Claims that the new head of the British national student union is anti-Semitic are false and part of a “witch-hunt” and “Islamophobic campaign,” Jewish former student leaders wrote in a letter supporting Malia Bouattia.

Bouattia, who is Muslim, was elected president of the National Union of Students last week but has faced criticism from some who said her anti-Israel activism includes anti-Jewish rhetoric.

The letter to the UK’s Jewish Chronicle said such criticism was part of a series of “a wider narrative” of “racist attacks” against other Muslim leaders.

“It is a narrative that as Jews we should oppose without qualification,” the letter, whose 10 signatories include three former national executive members of the student union, said of such campaigns, accusing them of conflating “opposition to Israel with anti-Jewish prejudice.”

The letter praised Bouattia as having an “outstanding and principled record as an anti-racist activist and NUS Black Students Officer,” and said she had spoken at a pro-refugee event that had included a banner opposing anti-Semitism, along with other forms of prejudice.

The letter was in response to an opinion piece published by the Jewish Chronicle, which was highly critical of Bouattia and called her “a symbolic of the poison of the regressive Left.”

Other British Jews have expressed concern about Bouattia’s appointment.

“Many Jewish students have not been satisfied with Malia’s response so far to the concerns raised by Jewish students over the last few weeks,” the Union of Jewish Students said in a statement following her election.

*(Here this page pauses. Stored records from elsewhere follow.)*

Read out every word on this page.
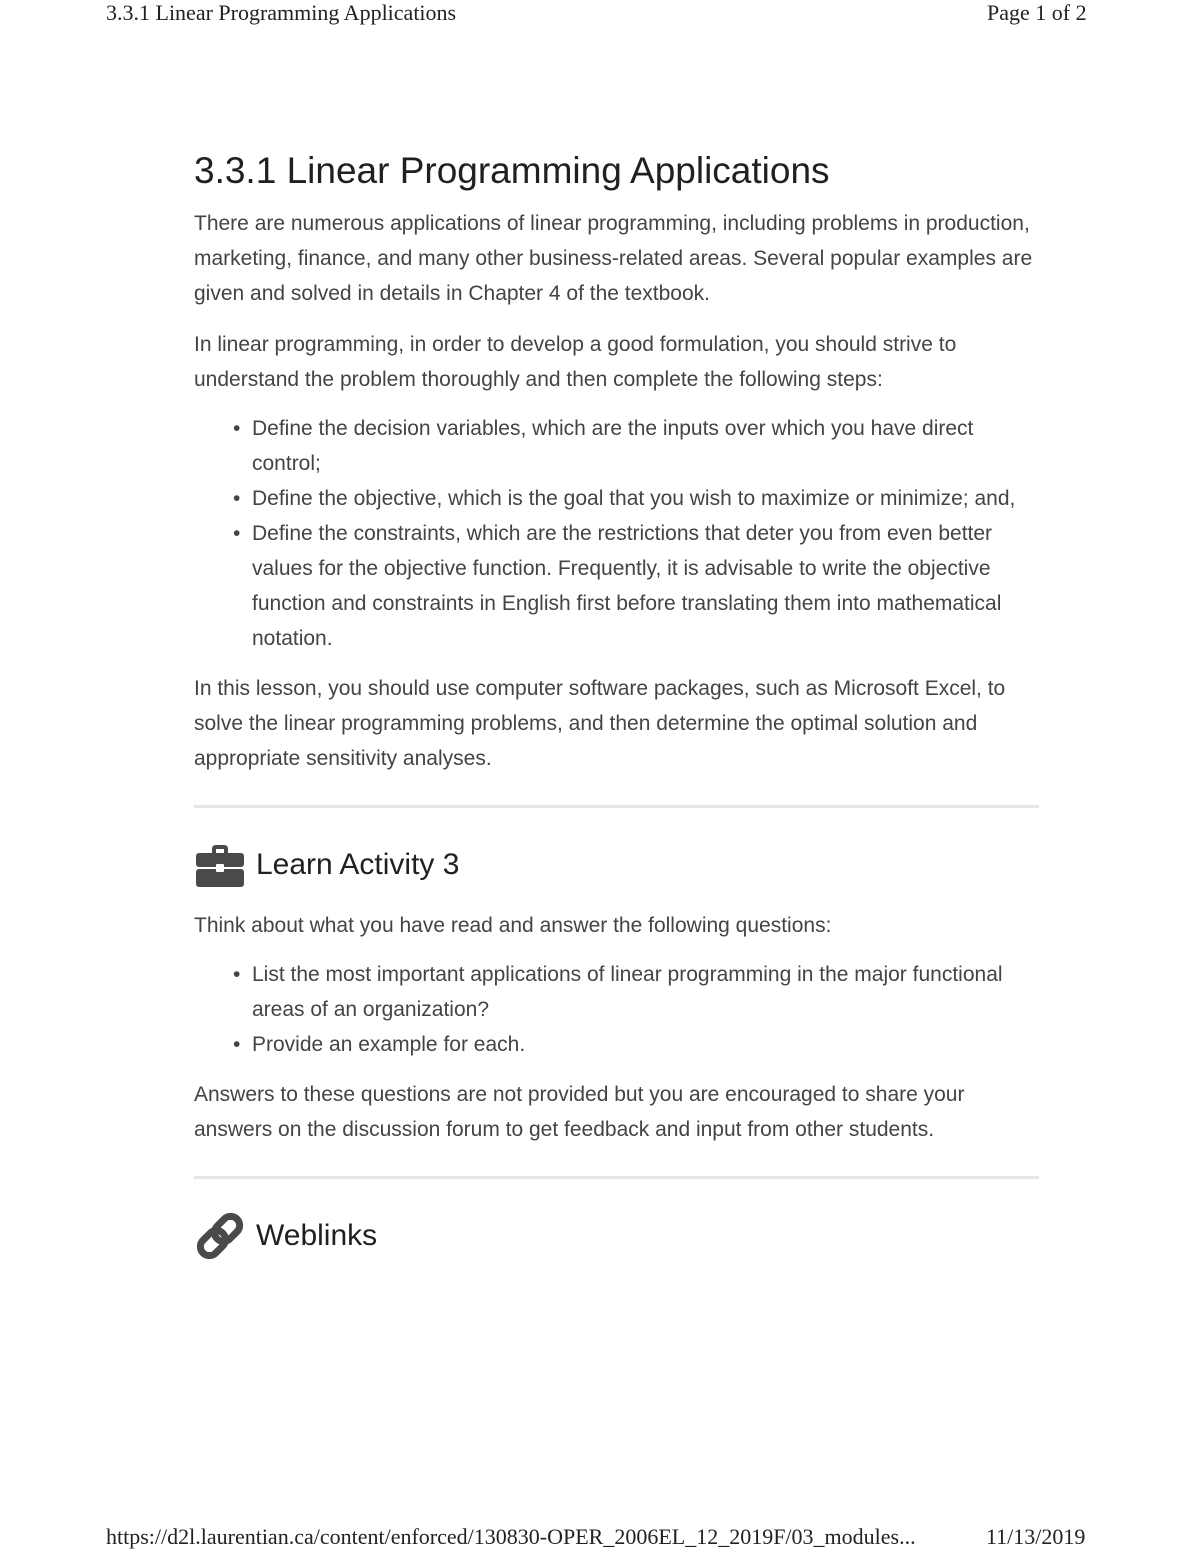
3.3.1 Linear Programming Applications	Page 1 of 2
3.3.1 Linear Programming Applications

There are numerous applications of linear programming, including problems in production, marketing, finance, and many other business-related areas. Several popular examples are given and solved in details in Chapter 4 of the textbook.

In linear programming, in order to develop a good formulation, you should strive to understand the problem thoroughly and then complete the following steps:

• Define the decision variables, which are the inputs over which you have direct control;
• Define the objective, which is the goal that you wish to maximize or minimize; and,
• Define the constraints, which are the restrictions that deter you from even better values for the objective function. Frequently, it is advisable to write the objective function and constraints in English first before translating them into mathematical notation.

In this lesson, you should use computer software packages, such as Microsoft Excel, to solve the linear programming problems, and then determine the optimal solution and appropriate sensitivity analyses.

Learn Activity 3

Think about what you have read and answer the following questions:

• List the most important applications of linear programming in the major functional areas of an organization?
• Provide an example for each.

Answers to these questions are not provided but you are encouraged to share your answers on the discussion forum to get feedback and input from other students.

Weblinks
https://d2l.laurentian.ca/content/enforced/130830-OPER_2006EL_12_2019F/03_modules...	11/13/2019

Prior to Bouattia’s election, more than 50 leaders of Jewish societies at British universities called her out on a controversial blog post she co-authored in 2011. In the post, Bouattia called The University of Birmingham “something of a Zionist outpost in British Higher Education,” adding that the campus “also has the largest JSoc [Jewish Society] in the country whose leadership is dominated by Zionist activists.”

“Our question for you is clear: why do you see a large Jewish Society as a problem?” the Jewish leaders asked Bouattia in their letter.

In response, Bouattia said that her criticism of Israel should not be misconstrued as anti-Semitism and that she does not see large Jewish campus groups as a problem.